Somehow throughout Patchett manages to blend together the beautiful banality of the everyday with moments of profound realisation. As with those life changing or defining moments time is frozen as small details – the flicking away of a finished cigarette or the bobbles on an old green jumper. As a reader you are right there with the characters, to the extent that on finishing a chapter you find yourself looking around, blinking and in an unfamiliar environment – in your home or garden rather than 1970s Pennsylvania.
Of course the story is captivating, the characters are beautifully drawn and the dialogue realistic. Familial love wins out over traumatic history. There is just so much I could delve into but I won’t because I wouldn’t want to ruin your enjoyment of this book (because you really really must read this book).

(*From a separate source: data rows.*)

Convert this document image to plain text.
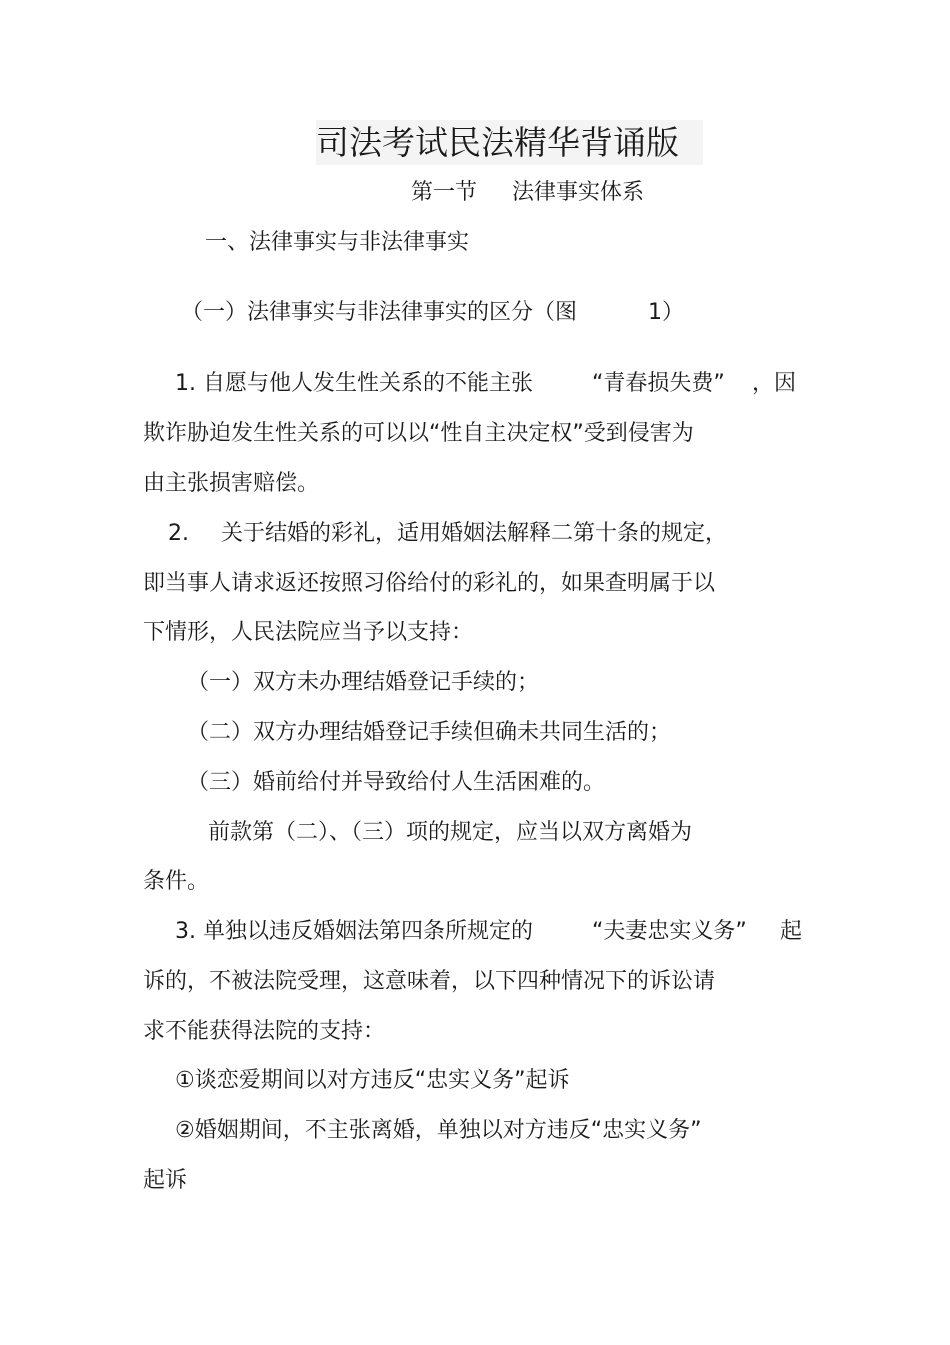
司法考试民法精华背诵版
第一节 法律事实体系
一、法律事实与非法律事实
（一）法律事实与非法律事实的区分（图	1）
1. 自愿与他人发生性关系的不能主张	“青春损失费” ，因
欺诈胁迫发生性关系的可以以“性自主决定权”受到侵害为
由主张损害赔偿。
2. 关于结婚的彩礼，适用婚姻法解释二第十条的规定，
即当事人请求返还按照习俗给付的彩礼的，如果查明属于以
下情形，人民法院应当予以支持：
（一）双方未办理结婚登记手续的；
（二）双方办理结婚登记手续但确未共同生活的；
（三）婚前给付并导致给付人生活困难的。
前款第（二）、（三）项的规定，应当以双方离婚为
条件。
3. 单独以违反婚姻法第四条所规定的	“夫妻忠实义务” 起
诉的，不被法院受理，这意味着，以下四种情况下的诉讼请
求不能获得法院的支持：
①谈恋爱期间以对方违反“忠实义务”起诉
②婚姻期间，不主张离婚，单独以对方违反“忠实义务”
起诉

The love between Danny and Mauve will warm you. Patchett describes, without really saying it, the depth of love between siblings. I could see it in every one of Mauve’s actions – because I know I would have done it all for my own brother. I want to make him read this book so I can say “see, this is how much I love you”. Every big sister, especially those like me with a frankly wonderful younger brother, will read this and feel the same way.
The Dutch House itself feels like a minor character – a memory or a ghost which Danny and Mauve ruminate and obsess over. There are moments when you forget that it is in fact just a house, an inanimate object. It is in the novel’s final pages that the house swells and sweeps up the characters and comes into its own. I won’t say any more than that.